C ++了解一个循环的双向链表

Question

I'm having a problem figuring out how to set my ptr's for prev and next when I add a node with at least one existing node. Adding the first node is easy, just setting the ptrs to the front. I need help viewing this mentally, also this program is a queue so each node gets added to the back of the list.

if (Empty())
    {
        front = new qnode;
        front->next=front;
        front->prev=front;
        front->data = item;
    }
    else if (front->prev=front)
    {
        front->prev = new qnode;
        front->prev->next= front;
        front->next=front->prev;
        front->prev->data = item;
    }
    else
    {

    }

What i have now still not getting it

else
    {
        front->prev= new qnode;
        front->prev->data= item;
        front->prev->next=front;
        front->prev=front->prev->prev;

    }

Answer 1

I hope this image helps a bit

I have created pictures for 1 item 2 items and 3 items

the pointers just point to the actual object meaning the black rectangle is the whole object if front being blue and prev being brown(those are just there as references)

I really hope this helps linked list can get really tricky and drawing always helps me.

so to add the item at the front of the list you have some code like this:

 //ok first I'll define some variables for you
 //last === the last node in the list
 //head === the first node in the list
 //node === the new node you are adding;
 qnode node = new qnode;
 node.data = data; //whatever data you are holding
 node->next = last; //last element in the list since it is circular;
 node->prev = head; //you want the new node to point the the first node since it's getting added before that;
 head->next = node; //you want the head of the node to point to the new node not the last item
 last->prev = node; //last node now should point to the new node you just added not the head;

Answer 2

I am not sure why you need an else if , as I think the case with one element is not different from that with multiple elements.
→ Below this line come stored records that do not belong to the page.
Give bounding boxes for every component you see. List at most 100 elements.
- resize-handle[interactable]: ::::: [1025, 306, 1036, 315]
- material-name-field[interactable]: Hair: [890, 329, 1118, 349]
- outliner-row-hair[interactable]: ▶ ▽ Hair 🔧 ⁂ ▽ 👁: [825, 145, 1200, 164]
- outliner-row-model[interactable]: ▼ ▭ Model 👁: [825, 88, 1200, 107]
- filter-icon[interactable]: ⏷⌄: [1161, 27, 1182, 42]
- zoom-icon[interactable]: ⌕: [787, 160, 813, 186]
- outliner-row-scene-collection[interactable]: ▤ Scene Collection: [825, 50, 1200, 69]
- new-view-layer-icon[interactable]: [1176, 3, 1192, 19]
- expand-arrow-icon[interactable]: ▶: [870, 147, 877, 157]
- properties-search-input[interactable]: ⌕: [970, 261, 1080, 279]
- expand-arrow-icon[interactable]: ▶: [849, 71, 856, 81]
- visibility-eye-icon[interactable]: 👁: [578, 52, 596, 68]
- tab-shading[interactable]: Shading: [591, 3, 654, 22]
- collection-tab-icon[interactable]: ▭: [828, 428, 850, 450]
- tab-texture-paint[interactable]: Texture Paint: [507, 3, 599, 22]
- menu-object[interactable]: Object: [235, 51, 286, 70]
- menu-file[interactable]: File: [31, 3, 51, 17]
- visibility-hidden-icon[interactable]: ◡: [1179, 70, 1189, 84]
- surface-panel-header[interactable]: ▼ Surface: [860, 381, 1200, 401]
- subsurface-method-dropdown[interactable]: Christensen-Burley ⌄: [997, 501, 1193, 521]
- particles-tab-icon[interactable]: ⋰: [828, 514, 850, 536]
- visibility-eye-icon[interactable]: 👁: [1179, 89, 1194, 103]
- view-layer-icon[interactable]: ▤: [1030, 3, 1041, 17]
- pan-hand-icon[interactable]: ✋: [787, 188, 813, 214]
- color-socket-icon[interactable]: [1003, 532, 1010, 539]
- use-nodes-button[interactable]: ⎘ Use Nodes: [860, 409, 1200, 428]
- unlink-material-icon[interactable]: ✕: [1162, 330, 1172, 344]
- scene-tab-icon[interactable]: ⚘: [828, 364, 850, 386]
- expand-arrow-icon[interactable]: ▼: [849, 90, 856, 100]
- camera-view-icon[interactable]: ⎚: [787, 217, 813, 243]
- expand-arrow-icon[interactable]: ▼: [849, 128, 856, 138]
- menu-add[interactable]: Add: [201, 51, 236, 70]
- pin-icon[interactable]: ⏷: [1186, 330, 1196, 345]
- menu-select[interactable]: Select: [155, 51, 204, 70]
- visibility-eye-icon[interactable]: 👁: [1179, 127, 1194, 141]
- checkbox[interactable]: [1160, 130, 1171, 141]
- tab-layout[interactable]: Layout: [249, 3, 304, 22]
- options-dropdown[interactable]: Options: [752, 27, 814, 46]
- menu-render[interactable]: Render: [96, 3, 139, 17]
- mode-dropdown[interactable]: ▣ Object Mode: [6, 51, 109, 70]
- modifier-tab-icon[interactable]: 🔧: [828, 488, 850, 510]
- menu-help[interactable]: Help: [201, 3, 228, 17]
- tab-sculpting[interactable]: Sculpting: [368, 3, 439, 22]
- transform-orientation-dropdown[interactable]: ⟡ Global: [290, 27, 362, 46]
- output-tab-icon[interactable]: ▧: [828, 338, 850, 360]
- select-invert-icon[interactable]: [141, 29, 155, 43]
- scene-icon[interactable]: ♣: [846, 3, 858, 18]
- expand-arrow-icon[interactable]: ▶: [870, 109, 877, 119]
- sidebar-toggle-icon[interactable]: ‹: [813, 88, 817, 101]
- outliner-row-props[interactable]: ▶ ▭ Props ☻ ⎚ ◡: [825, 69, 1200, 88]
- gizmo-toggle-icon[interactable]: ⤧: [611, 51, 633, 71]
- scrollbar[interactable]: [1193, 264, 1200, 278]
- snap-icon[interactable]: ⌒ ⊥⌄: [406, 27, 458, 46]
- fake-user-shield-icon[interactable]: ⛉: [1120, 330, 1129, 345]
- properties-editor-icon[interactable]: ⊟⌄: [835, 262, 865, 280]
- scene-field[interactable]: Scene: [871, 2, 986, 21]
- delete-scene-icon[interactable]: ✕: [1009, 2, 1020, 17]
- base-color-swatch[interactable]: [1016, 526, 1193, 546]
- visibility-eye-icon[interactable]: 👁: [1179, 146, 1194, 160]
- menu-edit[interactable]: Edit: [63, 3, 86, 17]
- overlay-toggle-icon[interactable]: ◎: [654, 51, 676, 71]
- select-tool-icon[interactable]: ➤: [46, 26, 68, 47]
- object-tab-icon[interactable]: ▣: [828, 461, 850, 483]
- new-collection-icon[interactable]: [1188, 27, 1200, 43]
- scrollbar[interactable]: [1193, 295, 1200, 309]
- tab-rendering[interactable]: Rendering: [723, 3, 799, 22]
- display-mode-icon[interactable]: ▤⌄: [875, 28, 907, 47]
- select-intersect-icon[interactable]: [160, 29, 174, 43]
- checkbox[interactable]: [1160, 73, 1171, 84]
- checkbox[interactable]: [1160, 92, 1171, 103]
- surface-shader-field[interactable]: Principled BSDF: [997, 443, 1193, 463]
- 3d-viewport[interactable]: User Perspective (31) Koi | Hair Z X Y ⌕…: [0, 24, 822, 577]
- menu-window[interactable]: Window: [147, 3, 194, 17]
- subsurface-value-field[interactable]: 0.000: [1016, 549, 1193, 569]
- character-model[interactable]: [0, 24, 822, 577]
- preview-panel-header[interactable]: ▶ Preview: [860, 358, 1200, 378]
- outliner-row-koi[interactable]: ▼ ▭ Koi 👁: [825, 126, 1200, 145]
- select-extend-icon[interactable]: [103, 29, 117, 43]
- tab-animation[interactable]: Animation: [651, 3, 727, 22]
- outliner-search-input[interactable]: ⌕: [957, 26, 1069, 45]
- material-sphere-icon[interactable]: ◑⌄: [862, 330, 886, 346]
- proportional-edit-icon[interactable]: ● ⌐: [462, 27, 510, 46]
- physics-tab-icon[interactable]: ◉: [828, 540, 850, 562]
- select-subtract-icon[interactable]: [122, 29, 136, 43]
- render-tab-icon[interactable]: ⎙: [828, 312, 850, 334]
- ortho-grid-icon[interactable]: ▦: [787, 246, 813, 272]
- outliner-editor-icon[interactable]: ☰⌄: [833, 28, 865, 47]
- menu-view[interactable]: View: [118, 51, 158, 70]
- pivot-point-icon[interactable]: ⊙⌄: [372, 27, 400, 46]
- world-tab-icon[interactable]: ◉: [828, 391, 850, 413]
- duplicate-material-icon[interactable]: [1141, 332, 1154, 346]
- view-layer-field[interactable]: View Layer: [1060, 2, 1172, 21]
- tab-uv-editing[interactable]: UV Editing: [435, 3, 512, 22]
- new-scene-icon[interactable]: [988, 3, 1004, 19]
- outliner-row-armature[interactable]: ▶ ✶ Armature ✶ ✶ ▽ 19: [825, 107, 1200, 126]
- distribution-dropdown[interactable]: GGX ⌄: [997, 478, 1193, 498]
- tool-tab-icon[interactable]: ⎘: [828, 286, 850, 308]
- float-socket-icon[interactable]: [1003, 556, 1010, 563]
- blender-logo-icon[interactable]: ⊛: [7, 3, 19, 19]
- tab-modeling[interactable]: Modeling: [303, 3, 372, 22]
In any case you have a syntax error there - you wanted to write == instead of = .

More to the point, what you want to do is:

• Create a new qnode
• Set the data of the new node to the item
• Set the next of the new node to the front
• Set the prev of the new node to front->prev
• Set the prev of the front to the new node.

You may check for yourself on a piece of paper how this works.

Answer 3

In a circular doubly linked list, you have 2 pointers, one to the head and one to the tail (last element in the list). If a element has a next, the next element's prev should be the element pointing at it through it's next element. Your head pointer should never move unless the head element is removed. Your tail will move along always ensuring that the element it points to has head as it's next element. Hopefully this helps

Answer 4

Since you always add at the end, the case of a queue with a single element is identical with the case of a list with multiple elements. Take a paper and a pen, make some sketches and it will come very easy to you.